BEIRUT (Reuters) - Lebanon’s prime minister designate said he would work to form a government within six weeks to help pull the country out of a deepening economic crisis, dismissing accusations he would be dominated by the powerful Iranian backed-Hezbollah movement.
Hassan Diab, an academic and former education minister, was designated on Thursday as the next prime minister with the support of the heavily armed Shi’ite Muslim Hezbollah, Lebanon’s most influential group, and its allies.
“Previous governments in the last decade took a year to form and I seek to form a government in the next four weeks or a period that does not exceed six weeks,” Diab said in an interview with Deutsche Welle.
On Friday night, troops fired tear gas in Beirut to disperse hundreds of youths who were protesting against Diab’s designation, witnesses said.
The protesters threw rocks and fireworks at the soldiers in clashes in the streets of the Corniche al Mazzraa district. Many of the youths set tyres and fires broke out in several streets.
The designation set the stage for a cabinet without allies of the United States and Sunni Gulf Arab states while underlining the sway of Iran’s friends. The move will complicate efforts to secure Western financial aid, analysts say.
Lebanon, in its worst economic crisis since the 1975-90 civil war, has been seeking a new government since Prime Minister Saad al-Hariri resigned on Oct. 29 in response to protests against a ruling elite seen as venal and incompetent.
Efforts to reach a deal on a new premier have been hurt by rifts that reflect tensions between Hariri, who is aligned with the West and Gulf Arab states, and Hezbollah. Washington sees Hezbollah as a terrorist group and has imposed sanctions on it.
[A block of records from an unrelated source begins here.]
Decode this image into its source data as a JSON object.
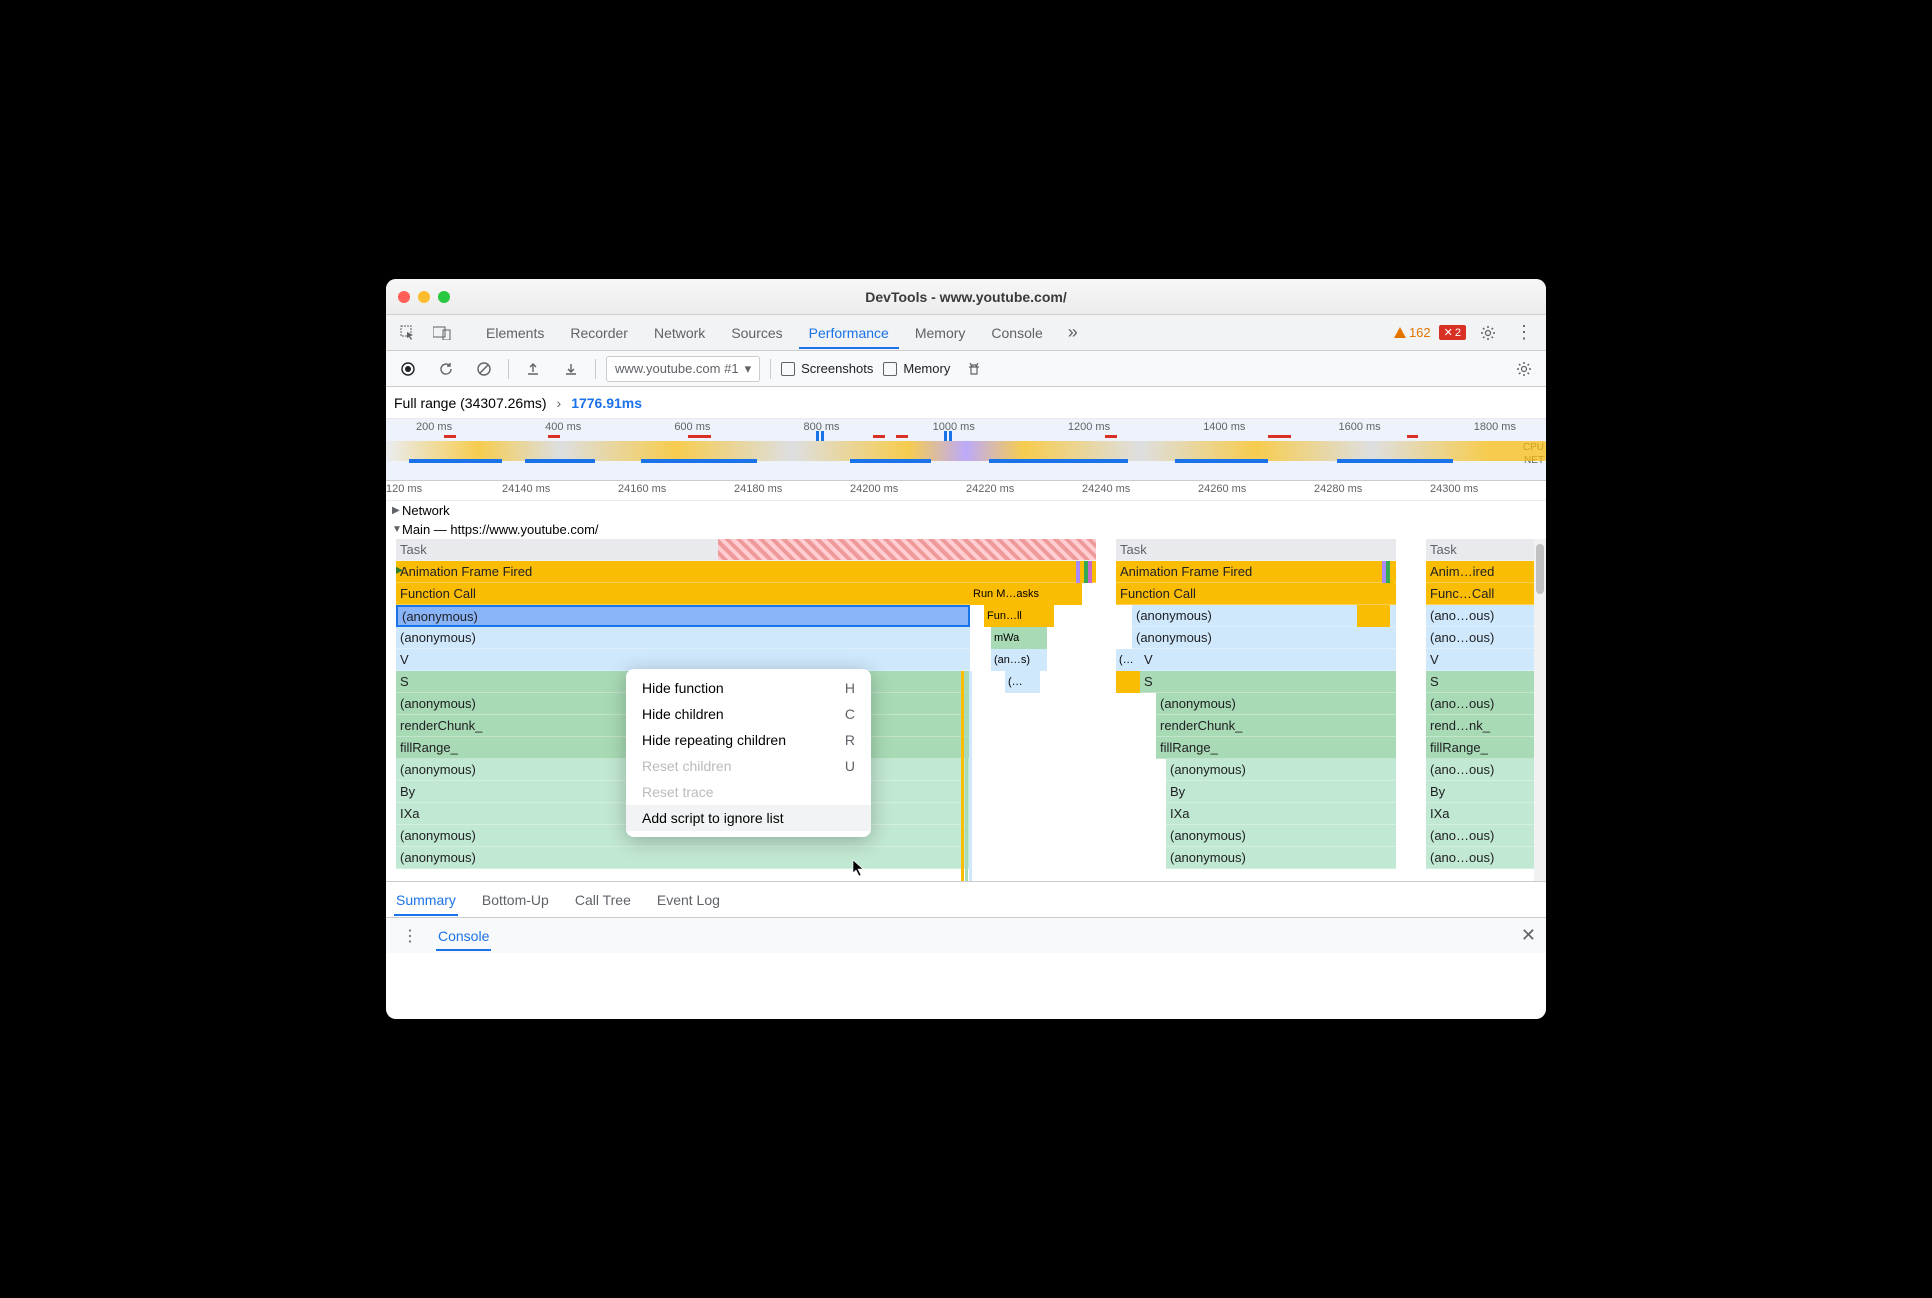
{
  "window_title": "DevTools - www.youtube.com/",
  "tabs": [
    "Elements",
    "Recorder",
    "Network",
    "Sources",
    "Performance",
    "Memory",
    "Console"
  ],
  "active_tab": "Performance",
  "warnings_count": "162",
  "errors_count": "2",
  "toolbar": {
    "dropdown": "www.youtube.com #1",
    "screenshots_label": "Screenshots",
    "memory_label": "Memory"
  },
  "breadcrumb": {
    "full_range": "Full range (34307.26ms)",
    "current": "1776.91ms"
  },
  "overview_ticks": [
    "200 ms",
    "400 ms",
    "600 ms",
    "800 ms",
    "1000 ms",
    "1200 ms",
    "1400 ms",
    "1600 ms",
    "1800 ms"
  ],
  "overview_right_labels": [
    "CPU",
    "NET"
  ],
  "sub_ticks": [
    "120 ms",
    "24140 ms",
    "24160 ms",
    "24180 ms",
    "24200 ms",
    "24220 ms",
    "24240 ms",
    "24260 ms",
    "24280 ms",
    "24300 ms"
  ],
  "sections": {
    "network": "Network",
    "main": "Main — https://www.youtube.com/"
  },
  "flame_main": [
    "Task",
    "Animation Frame Fired",
    "Function Call",
    "(anonymous)",
    "(anonymous)",
    "V",
    "S",
    "(anonymous)",
    "renderChunk_",
    "fillRange_",
    "(anonymous)",
    "By",
    "IXa",
    "(anonymous)",
    "(anonymous)"
  ],
  "flame_slices_side": {
    "run_tasks": "Run M…asks",
    "fun_ll": "Fun…ll",
    "mwa": "mWa",
    "an_s": "(an…s)",
    "paren": "(…"
  },
  "flame_col2": [
    "Task",
    "Animation Frame Fired",
    "Function Call",
    "(anonymous)",
    "(anonymous)",
    "V",
    "S",
    "(anonymous)",
    "renderChunk_",
    "fillRange_",
    "(anonymous)",
    "By",
    "IXa",
    "(anonymous)",
    "(anonymous)"
  ],
  "flame_col2_side": "(…",
  "flame_col3": [
    "Task",
    "Anim…ired",
    "Func…Call",
    "(ano…ous)",
    "(ano…ous)",
    "V",
    "S",
    "(ano…ous)",
    "rend…nk_",
    "fillRange_",
    "(ano…ous)",
    "By",
    "IXa",
    "(ano…ous)",
    "(ano…ous)"
  ],
  "context_menu": [
    {
      "label": "Hide function",
      "shortcut": "H",
      "enabled": true,
      "hover": false
    },
    {
      "label": "Hide children",
      "shortcut": "C",
      "enabled": true,
      "hover": false
    },
    {
      "label": "Hide repeating children",
      "shortcut": "R",
      "enabled": true,
      "hover": false
    },
    {
      "label": "Reset children",
      "shortcut": "U",
      "enabled": false,
      "hover": false
    },
    {
      "label": "Reset trace",
      "shortcut": "",
      "enabled": false,
      "hover": false
    },
    {
      "label": "Add script to ignore list",
      "shortcut": "",
      "enabled": true,
      "hover": true
    }
  ],
  "bottom_tabs": [
    "Summary",
    "Bottom-Up",
    "Call Tree",
    "Event Log"
  ],
  "active_bottom_tab": "Summary",
  "console_label": "Console"
}
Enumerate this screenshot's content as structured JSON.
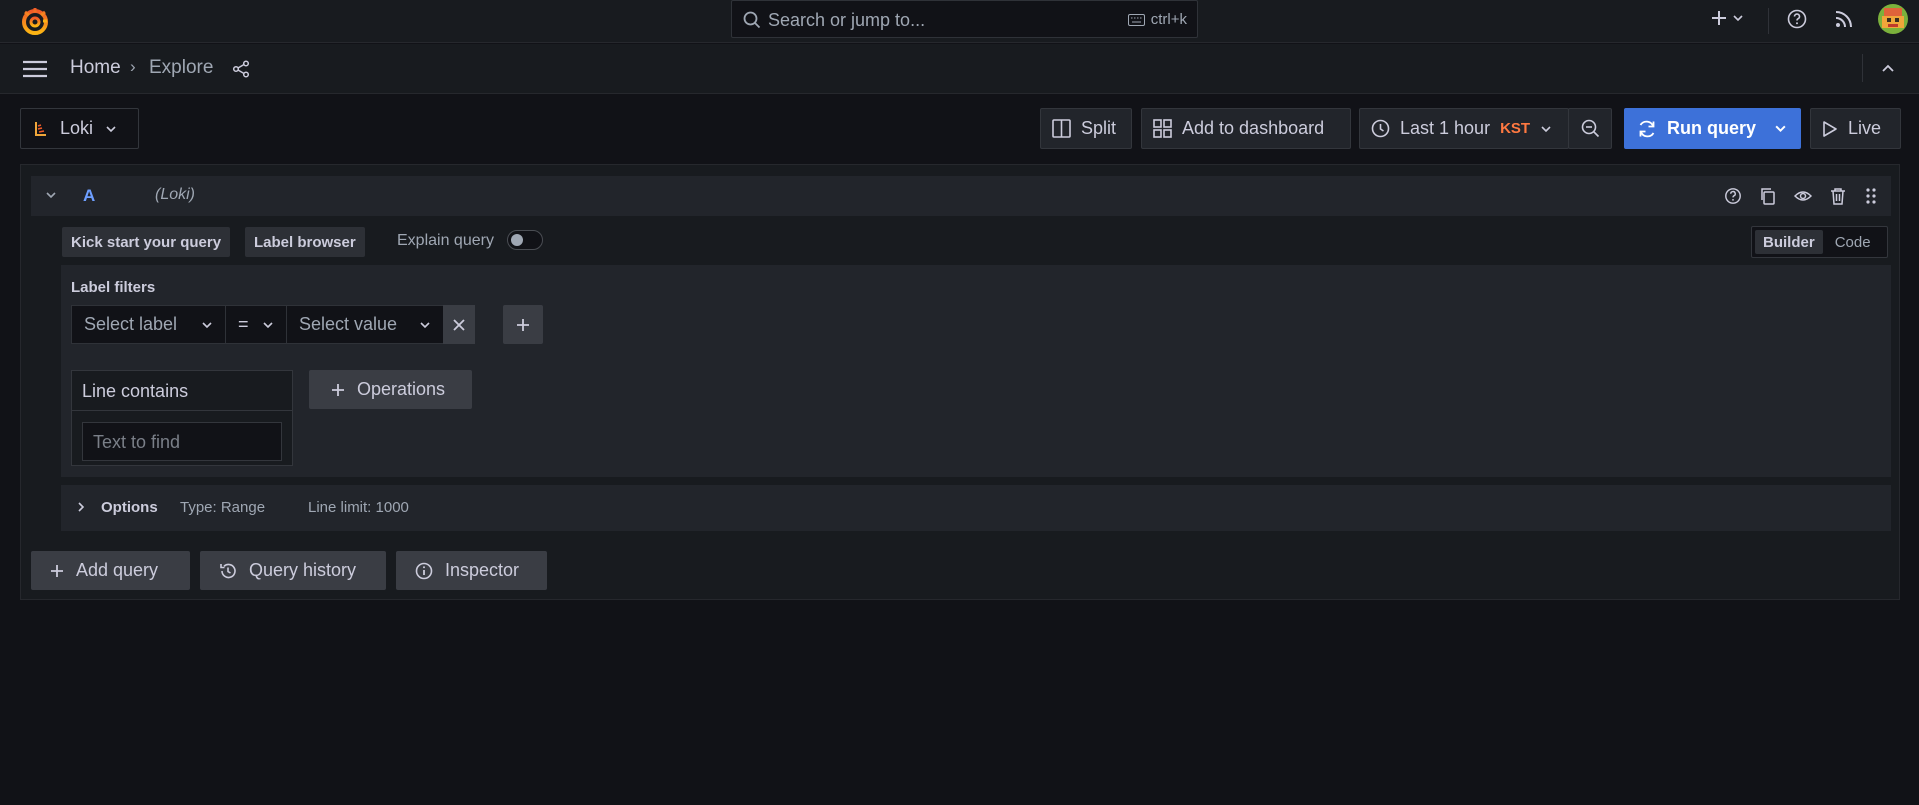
{
  "topbar": {
    "search_placeholder": "Search or jump to...",
    "search_shortcut": "ctrl+k"
  },
  "breadcrumb": {
    "home": "Home",
    "separator": "›",
    "current": "Explore"
  },
  "toolbar": {
    "datasource": "Loki",
    "split_label": "Split",
    "add_to_dashboard_label": "Add to dashboard",
    "time_range_label": "Last 1 hour",
    "timezone": "KST",
    "run_query_label": "Run query",
    "live_label": "Live"
  },
  "query": {
    "ref_id": "A",
    "datasource_label": "(Loki)",
    "kick_start_label": "Kick start your query",
    "label_browser_label": "Label browser",
    "explain_query_label": "Explain query",
    "explain_query_enabled": false,
    "mode_options": [
      "Builder",
      "Code"
    ],
    "mode_selected": "Builder",
    "label_filters_title": "Label filters",
    "select_label_placeholder": "Select label",
    "operator": "=",
    "select_value_placeholder": "Select value",
    "line_contains_title": "Line contains",
    "text_to_find_placeholder": "Text to find",
    "operations_label": "Operations",
    "options_label": "Options",
    "options_type": "Type: Range",
    "options_line_limit": "Line limit: 1000"
  },
  "actions": {
    "add_query_label": "Add query",
    "query_history_label": "Query history",
    "inspector_label": "Inspector"
  },
  "colors": {
    "background": "#111217",
    "panel": "#181b1f",
    "primary": "#3d71d9",
    "timezone": "#ff7941",
    "ref_id": "#6e9fff"
  }
}
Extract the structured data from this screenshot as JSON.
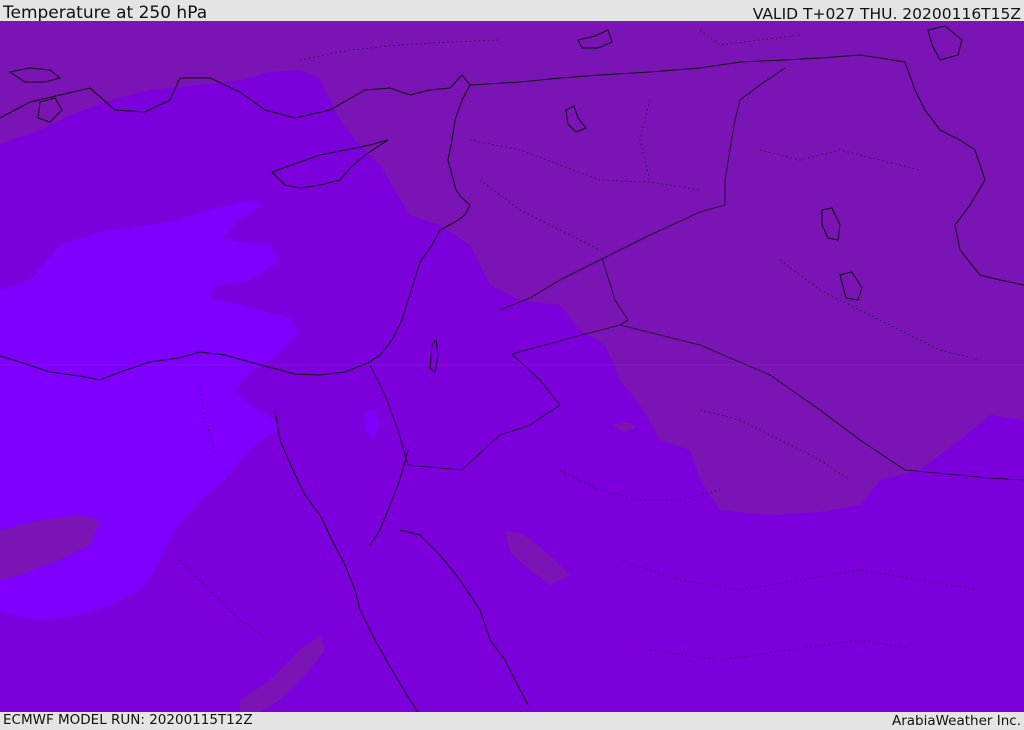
{
  "header": {
    "title": "Temperature at 250 hPa",
    "valid": "VALID T+027 THU. 20200116T15Z"
  },
  "footer": {
    "model_run": "ECMWF MODEL RUN: 20200115T12Z",
    "credit": "ArabiaWeather Inc."
  },
  "colors": {
    "warm_region": "#7a14b4",
    "mid_region": "#7c00dc",
    "cool_region": "#7f00ff",
    "coastline": "#101010",
    "bar_background": "#e4e4e4"
  }
}
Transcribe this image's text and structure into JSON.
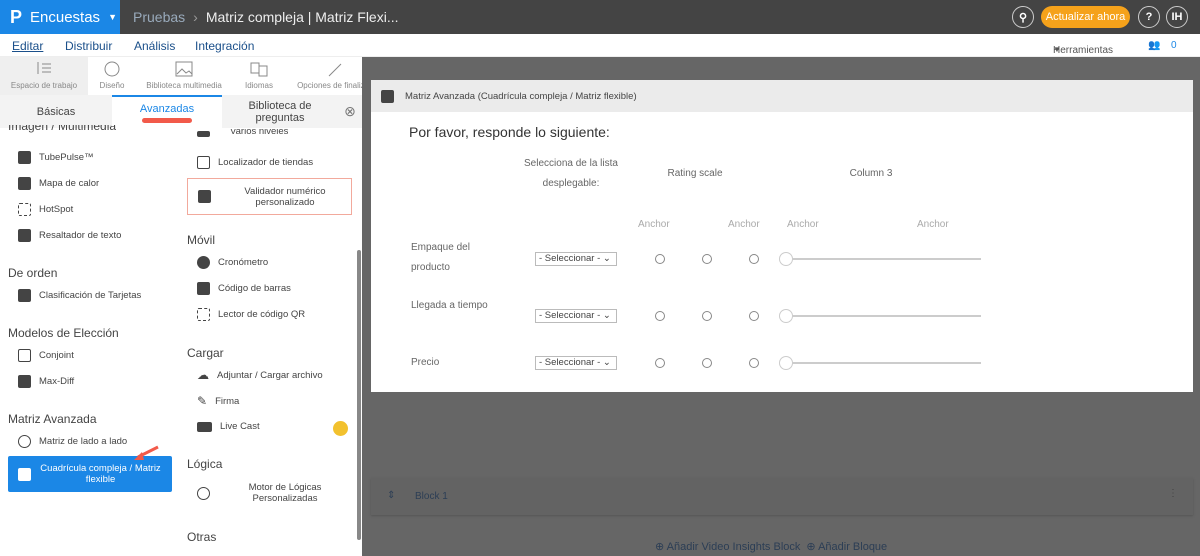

Hariri was quoted in an interview with Lebanon’s MTV channel as saying “one has to brace for the worst.”
Senior U.S. State Department official David Hale, who arrived on Friday to underline Washington’s support for Lebanon’s stability, urged the bickering political leaders to implement speedy economic reforms.
“It’s time to put aside partisan interests and act in the national interest, advancing reforms and form a government committed to undertaking these reforms and capable of doing so,” said Hale said after meeting President Michel Aoun.
He later met parliament speaker Nabih Berri and had lunch with Hariri.
Washington, which Hezbollah accuses of inciting some protesters, was not meddling in Lebanon’s politics, Hale said.
Aoun told Hale the new government had “many tasks ahead” of it and said peaceful protesters were being protected by the army to safeguard freedom of speech.
Since the protests broke out, there have been several attacks by supporters of Shi’ite groups Hezbollah and Amal against anti-government demonstrators in a square in Beirut. Security forces have intervened to prevent the attacks from escalating amid fears of wider clashes.
Analysts say Diab faced obstacles due to his reliance on Hezbollah’s support and a lack of real support from his Sunni sect or the protest movement.
“Diab is already presented as a pro-Hezbollah PM which kills any possibility to get the international financial aid which is the only chance to get out of the crisis,” said Sami Nader, head of the Levant Institute for Strategic Affairs.
Diab, who failed to win’s Hariri’s support under a sectarian political system that leaves the premiership to a Sunni Muslim, dismissed accusations that the government would be under Hezbollah’s thumb. Hariri is Lebanon’s main Sunni politician.
“This matter is silly because the new government will not be a government of a political grouping chosen from here or there,” Diab added.